A decisão do governo de privatizar as companhias docas, começando pela
do Espírito Santo (Codesa), promete gerar calorosas discussões.
Especialistas avaliam que para ser bem-sucedida a iniciativa precisará
atender às especificidades de cada uma das oito companhias docas, que
administram portos muito diferentes entre si. Por isso, não haverá "a
bala de prata" a ser aplicada verticalmente em todas as administrações.
O sócio da Terrafirma, David Goldberg, entende que há dois tipos de
concessão: a cheia, em que o privado assumirá da gestão do condomínio
aquaviário à operação de cargas; e a concessão somente da administração.
A concessão cheia tende a ser mais viável em portos ainda em
crescimento, onde não existem - ou há muito poucos - arrendatários de
terminais (subconcessionários de áreas nos portos públicos). É mais
atrativa porque grande parte da receita está na operação. Por outro
lado, tende a criar conflitos onde existem muitos terminais arrendados.

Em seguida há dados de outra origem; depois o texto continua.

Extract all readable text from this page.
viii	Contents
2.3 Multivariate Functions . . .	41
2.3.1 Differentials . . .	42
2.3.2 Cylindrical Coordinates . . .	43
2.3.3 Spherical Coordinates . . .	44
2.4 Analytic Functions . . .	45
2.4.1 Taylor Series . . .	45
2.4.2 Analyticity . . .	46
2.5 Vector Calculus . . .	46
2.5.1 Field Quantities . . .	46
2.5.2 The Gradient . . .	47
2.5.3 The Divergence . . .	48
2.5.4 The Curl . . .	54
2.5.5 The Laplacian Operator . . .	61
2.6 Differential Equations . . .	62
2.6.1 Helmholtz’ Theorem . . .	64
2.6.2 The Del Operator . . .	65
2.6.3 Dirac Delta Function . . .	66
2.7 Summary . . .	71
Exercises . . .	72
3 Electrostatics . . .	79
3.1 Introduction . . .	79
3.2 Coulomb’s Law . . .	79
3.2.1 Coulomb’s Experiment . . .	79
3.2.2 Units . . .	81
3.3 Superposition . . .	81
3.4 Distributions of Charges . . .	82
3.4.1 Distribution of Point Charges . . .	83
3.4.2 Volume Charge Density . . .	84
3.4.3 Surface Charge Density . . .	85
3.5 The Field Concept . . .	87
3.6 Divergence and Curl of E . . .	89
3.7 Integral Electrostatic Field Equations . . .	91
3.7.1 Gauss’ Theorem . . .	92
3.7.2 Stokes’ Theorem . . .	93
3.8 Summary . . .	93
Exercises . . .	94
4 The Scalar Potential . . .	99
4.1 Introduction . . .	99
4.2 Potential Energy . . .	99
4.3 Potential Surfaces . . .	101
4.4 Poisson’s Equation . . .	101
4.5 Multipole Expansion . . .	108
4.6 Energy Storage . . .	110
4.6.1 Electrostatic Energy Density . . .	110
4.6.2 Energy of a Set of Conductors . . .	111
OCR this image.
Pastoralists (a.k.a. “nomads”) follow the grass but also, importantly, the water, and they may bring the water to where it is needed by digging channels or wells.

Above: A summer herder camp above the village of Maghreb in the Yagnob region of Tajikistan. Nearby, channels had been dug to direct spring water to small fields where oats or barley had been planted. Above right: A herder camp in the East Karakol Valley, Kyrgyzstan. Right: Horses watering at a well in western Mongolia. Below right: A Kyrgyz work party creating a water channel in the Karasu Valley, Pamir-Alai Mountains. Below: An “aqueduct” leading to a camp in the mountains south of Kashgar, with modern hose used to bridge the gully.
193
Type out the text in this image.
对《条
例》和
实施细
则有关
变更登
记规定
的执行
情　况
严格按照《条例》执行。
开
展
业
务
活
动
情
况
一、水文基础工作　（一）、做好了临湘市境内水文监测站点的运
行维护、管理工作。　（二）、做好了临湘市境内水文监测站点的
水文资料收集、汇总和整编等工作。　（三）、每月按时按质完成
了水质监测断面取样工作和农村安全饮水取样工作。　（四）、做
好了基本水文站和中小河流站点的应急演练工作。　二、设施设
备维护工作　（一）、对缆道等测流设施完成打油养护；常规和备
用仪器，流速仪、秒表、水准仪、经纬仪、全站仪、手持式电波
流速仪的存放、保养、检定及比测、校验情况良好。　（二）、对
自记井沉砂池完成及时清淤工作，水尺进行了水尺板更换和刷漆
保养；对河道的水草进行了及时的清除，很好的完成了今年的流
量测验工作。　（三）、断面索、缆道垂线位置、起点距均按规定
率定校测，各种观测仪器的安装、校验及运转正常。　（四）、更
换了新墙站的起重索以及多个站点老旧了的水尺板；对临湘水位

"Fazer no porto de Santos não funciona. Para portos mais maduros, com
muitos arrendamentos, o modelo de concessão somente da administração é
mais aplicável", avalia Goldberg. A privatização das companhias docas é discutida de tempos em tempos,
mas nunca foi enfrentada. A decisão de levar o assunto adiante foi
tomada recentemente, depois que o governo conseguiu desenrolar questões
mais urgentes, como os terminais de uso privado (TUPs), e lançar
arrendamentos. Agora, Brasília avalia haver espaço para abrir essa nova
frente.
Uma fonte que acompanha a discussão pontua que os dois modelos de
administração já testados na história recente do setor não lograram o
êxito esperado. Da criação da agência reguladora do setor, Antaq, em
2001, até a Medida Provisória dos Portos, em 2012, que gerou a nova Lei
dos Portos, foram feitas apenas dez licitações de áreas novas em 34
portos públicos, índice muito baixo.
Essa foi uma das razões que levaram o governo a recentralizar o
planejamento e as licitações em Brasília. Mas desde a nova lei do setor,
de 2013, o sucesso do programa de arrendamentos é considerado relativo.
Cinco terminais foram leiloados, a maioria porque os contratos estavam
vencidos. Um dos leilões foi revogado (o da Marimex) e houve uma
tentativa fracassada (Vila do Conde, em 2015, deu "vazio"). "Talvez seja
a hora de deixar o privado fazer", diz a fonte.
Uma questão bastante sensível é o destino da mão de obra das
administradoras portuárias. O governo sabe que será um tema espinhoso e
quer abrir desde o início o diálogo com os trabalhadores. O objetivo da privatização é dar mais eficiência aos portos públicos -
que em geral vêm perdendo espaço para os TUPs.
A meta é melhorar não só
a logística, mas sobretudo a gestão, eliminando o aparelhamento
político e dando mais flexibilidade para compras e contratações de
serviços, hoje engessadas pela Lei de Licitações. Outros dois problemas
quase unânimes das docas são os passivos trabalhista e financeiro e a
falta de recursos para investimentos essenciais como dragagem.
"A pergunta que não quer calar é quem se interessaria por comprar? Não
vejo ninguém no mercado. A fonte de receita de uma companhia docas é
tarifa pelo fornecimento de infraestrutura e pelo arrendamento. Essa
receita teria de cobrir os custos, permitir investimentos e proporcionar
margem para o negócio", diz Fabrizio Pierdomenico, sócio da Agência
Porto. Ele, que já trabalhou na Secretaria de Portos, defende um modelo
híbrido, em o que o Estado não abre mão de ser o gestor mas os serviços
condominiais são licitados.
Wilen Manteli, presidente da Associação Brasileira dos Terminais
Portuários (ABTP), sustenta há tempos que as docas não são mais
administráveis, têm excesso de funcionários, "embora haja técnicos muito
bons", e que a única saída é buscar um novo modelo jurídico de gestão.
"Seja concessão ou PPP, ainda que o governo mantenha o controle". O
BNDES deverá definir o modelo de concessão e conduzir os estudos.